New article from the New England Journal of Medicine:
Key points for the trauma anesthesiologist…
- The diagnosis of lactic acidosis is best made by the serum lactate level. Anion gap and decline in the serum HCO3 levels, although suggestive of lactic acidosis are non-specific and can be caused by other acid-base disorders.
- Cardiogenic or hypovolemic shock, advanced heart failure, sepsis, and severe trauma account for the majority of lactic acidosis.
- Treatment consists of restoring tissue perfusion with crystalloid, colloid, vasopressors, and inotropes, improving the microcirculation, initiating cause-specific measures (see the article), and base administration.
- Vasopressors and inotropes are best avoided in trauma. They can lead to a false sense that bleeding has been controlled and that resuscitation is adequate when they are not.
- In my opinion, colloids are best avoided. If a colloid is given, it should be albumin.
- Normal saline is best avoided because it can generate or exacerbate metabolic acidosis whereas balanced salt solutions do not. PlasmaLyte is compatible with banked blood, lactated Ringer is not.

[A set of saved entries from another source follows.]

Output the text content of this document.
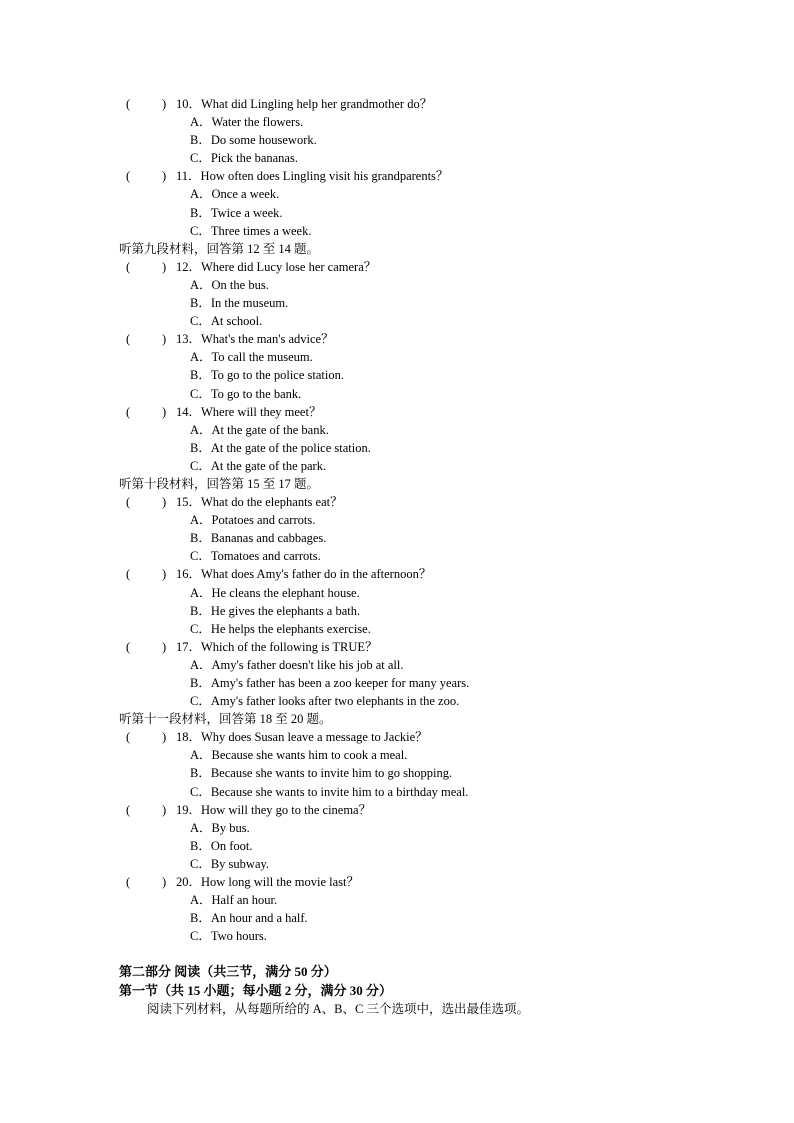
(	) 10．What did Lingling help her grandmother do？
A．Water the flowers.
B．Do some housework.
C．Pick the bananas.
(	) 11．How often does Lingling visit his grandparents？
A．Once a week.
B．Twice a week.
C．Three times a week.
听第九段材料，回答第 12 至 14 题。
(	) 12．Where did Lucy lose her camera？
A．On the bus.
B．In the museum.
C．At school.
(	) 13．What's the man's advice？
A．To call the museum.
B．To go to the police station.
C．To go to the bank.
(	) 14．Where will they meet？
A．At the gate of the bank.
B．At the gate of the police station.
C．At the gate of the park.
听第十段材料，回答第 15 至 17 题。
(	) 15．What do the elephants eat？
A．Potatoes and carrots.
B．Bananas and cabbages.
C．Tomatoes and carrots.
(	) 16．What does Amy's father do in the afternoon？
A．He cleans the elephant house.
B．He gives the elephants a bath.
C．He helps the elephants exercise.
(	) 17．Which of the following is TRUE？
A．Amy's father doesn't like his job at all.
B．Amy's father has been a zoo keeper for many years.
C．Amy's father looks after two elephants in the zoo.
听第十一段材料，回答第 18 至 20 题。
(	) 18．Why does Susan leave a message to Jackie？
A．Because she wants him to cook a meal.
B．Because she wants to invite him to go shopping.
C．Because she wants to invite him to a birthday meal.
(	) 19．How will they go to the cinema？
A．By bus.
B．On foot.
C．By subway.
(	) 20．How long will the movie last？
A．Half an hour.
B．An hour and a half.
C．Two hours.
第二部分 阅读（共三节，满分 50 分）
第一节（共 15 小题；每小题 2 分，满分 30 分）
阅读下列材料，从每题所给的 A、B、C 三个选项中，选出最佳选项。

- Dobutamine, acetylcholine, and nitroglycerin improve microvascular perfusion.
- NaHCO3 administration is not benign. The CO2 produced/accumulated causes intracellular acidosis and the elevated pH causes a decrease in ionized calcium, which modulates cardiac contractility. THAM, another buffer, is approved for clinical use.
- Goals of therapy include normal hemodynamics, HGB 7-10, pH > 7.2, O2 sat > 92, declining lactate.